2. Combine the tofu & lemon juice in a blender & mix well--the tofu helps to emulsify the lemon juice.
3. Combine the lemon juice/tofu mixure with the garlic, salt, & pepper and whisk well--or shake it all up in a jar with a tight-fitting lid. Pour the dressing on the rice mixture and mix thoroughly. Let sit at least 1 hour or up to 8 hours before serving. Serve at room temperature.

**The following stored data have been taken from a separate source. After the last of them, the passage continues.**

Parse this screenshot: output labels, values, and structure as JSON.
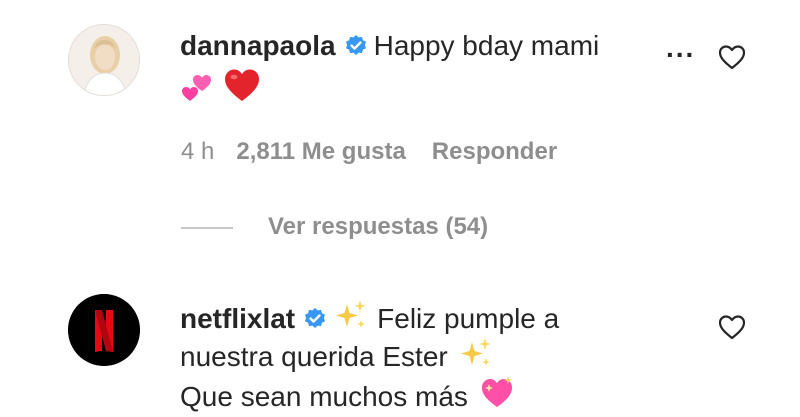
{
  "comments": [
    {
      "username": "dannapaola",
      "text_visible": "Happy bday mami",
      "more": "...",
      "time": "4 h",
      "likes": "2,811 Me gusta",
      "reply": "Responder",
      "emoji": [
        "two-hearts",
        "red-heart"
      ],
      "view_replies": "Ver respuestas (54)"
    },
    {
      "username": "netflixlat",
      "line1_text": "Feliz pumple a",
      "line2_text": "nuestra querida Ester",
      "line3_text": "Que sean muchos más",
      "emoji": [
        "sparkles",
        "sparkles",
        "sparkling-heart"
      ]
    }
  ],
  "colors": {
    "text": "#262626",
    "secondary": "#8e8e8e",
    "verified": "#3897f0",
    "netflix_red": "#e50914"
  }
}
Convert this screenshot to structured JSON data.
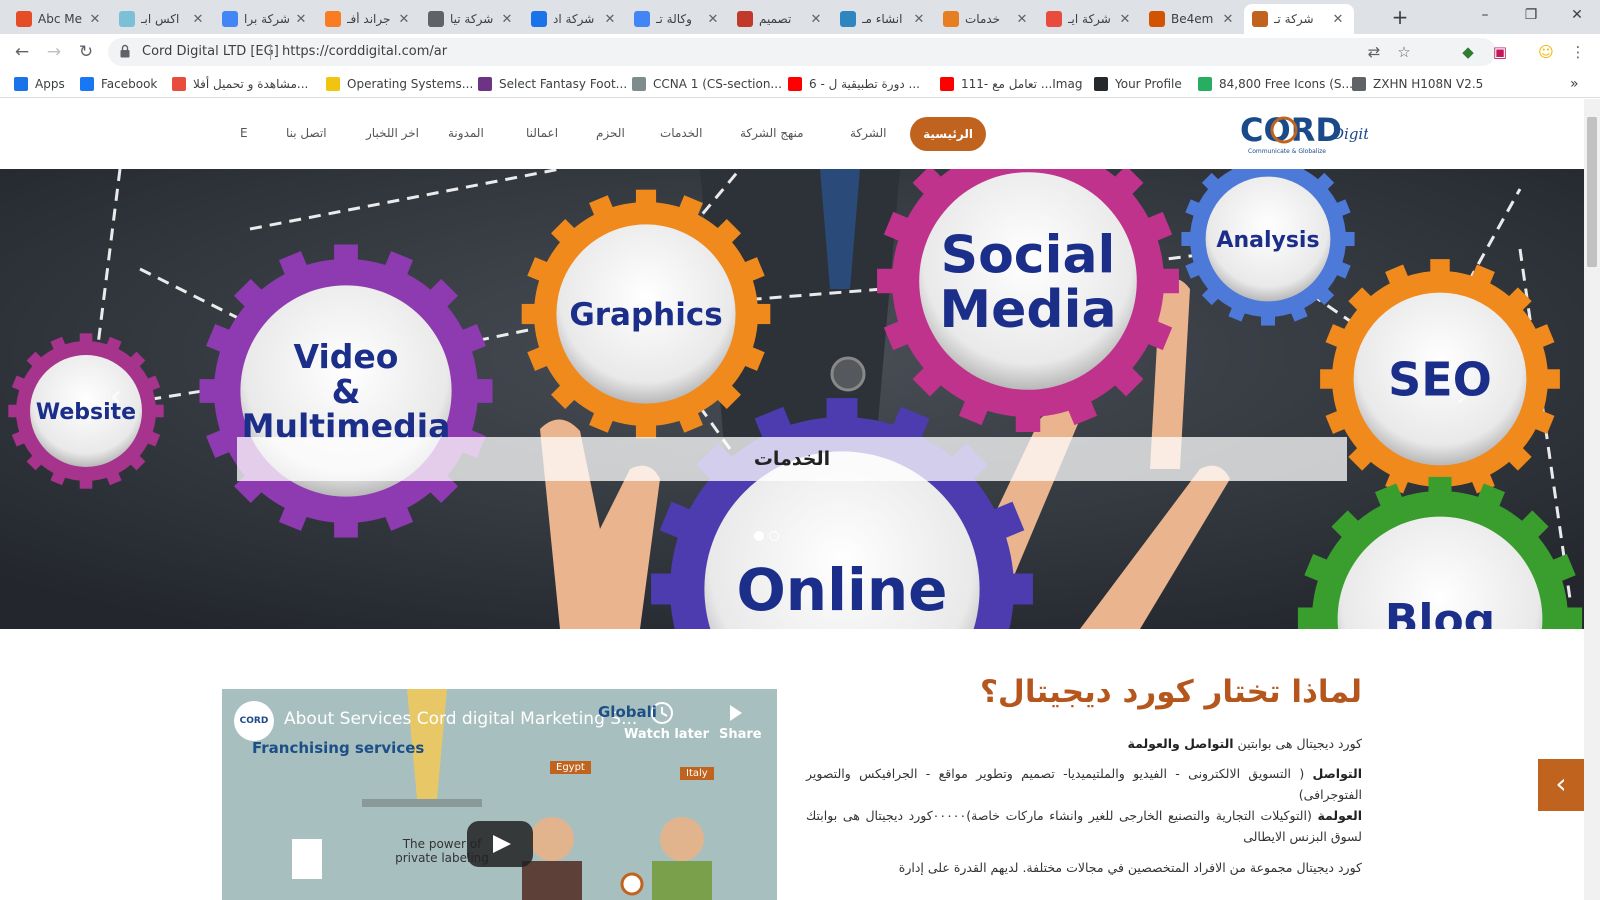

Yield: 4 main dish servings.
Wishing You All a Happy Healthy New Year--Regardless of When You Celebrate the New Year
Great post! I would have loved to have celebrated the holidays with other plant-strong folk, but, it's not in my cards right now as my local family consists of almost no plant-strong peeps. It's actually mildly uncomfortable for me, because celebrating a holiday with food that I have negative feelings for puts somewhat of a damper on the whole experience. I know, I know, I try to remind myself that it's the family and not the food that is the truly important thing here, but I am kinda sad. There's always another holiday around the corner (Shabbat) that I can make plant-strong. I've just gotta navigate my way through and then host another Plant-strong pot luck!
Posted by: Wendy | October 05, 2011 at 03:51 AM
I'm glad you took your turn at being thoughtless, etc., so I didn't have to do it all. Seriously, though, this blog has been a huge gift to its readers, so put that on the positive side of the ledger. I've gotten a lot of information and changed some of my ways. Thanks, and Happy New Year!

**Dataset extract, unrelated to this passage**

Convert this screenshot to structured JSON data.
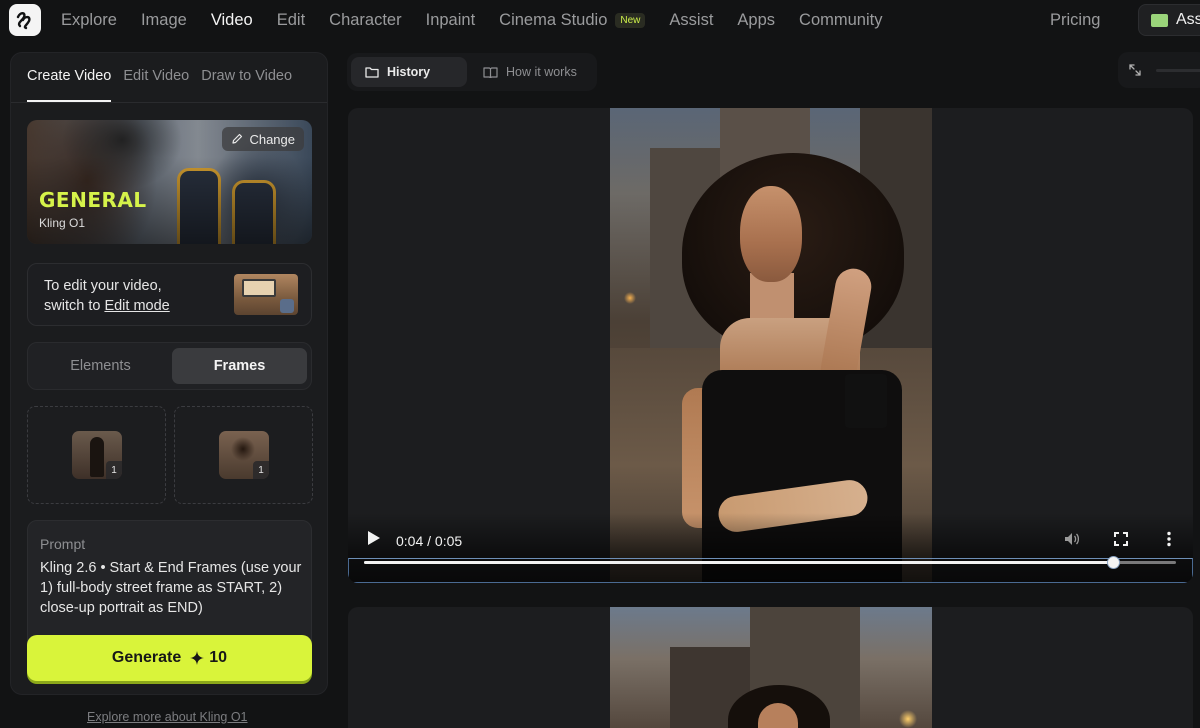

Posted by: Mary in southern Vermont | October 05, 2011 at 06:33 AM
Gulp. I have a lump in my throat.
Miss you so very much, especially after reading this.
You are none of those things you mention: selfish, aloof, bla bla bla..... Not even a little bit.
Also love your decorations on your RH lunch table.
Posted by: Franny | October 05, 2011 at 06:42 AM
Amen to Franny's post.
Posted by: babs | October 05, 2011 at 07:00 PM
Thank you so much for posting this. The rice dish looks amazing and the soup dishes make me want soup right now- at 9am. We often do forget the important things in life, and need to be reminded by things like this post. Thanks for that!
Posted by: Michelle | October 07, 2011 at 07:14 AM
Uplifting and educational post.
I tried "Spicy African Sweet Potato, Red Lentil, Chickpea Soup". Very good. A creative way to use sweet potatoes. The "Mushroom Barley Soup" looks amazing. It's next on my list. Most of the recipes I try make way too much, so I save my old glass peanut butter jars, divide it up, & freeze. One recipe keeps me set for 1 or 2 weeks. I usually cook 1 meat dish for hubby & 1 veggie dish for me. I only put a small amt of meat in the dish & load up on beans & veggies. Nov to Jan 5 is the hardest time of the year if you aren't a spender on stuff or eater. I think I'm going to really concentrate on learning new vegan recipes during this season & volunteering.
Posted by: DJ | October 10, 2011 at 08:30 PM
I made the mushroom barley soup and it is very good. It's a nice change from vegetable and/or bean soup. I like the spicy african peanut stew, too, but it's too sweet for my hubby. I have printed out more recipes so will comment as I get to them.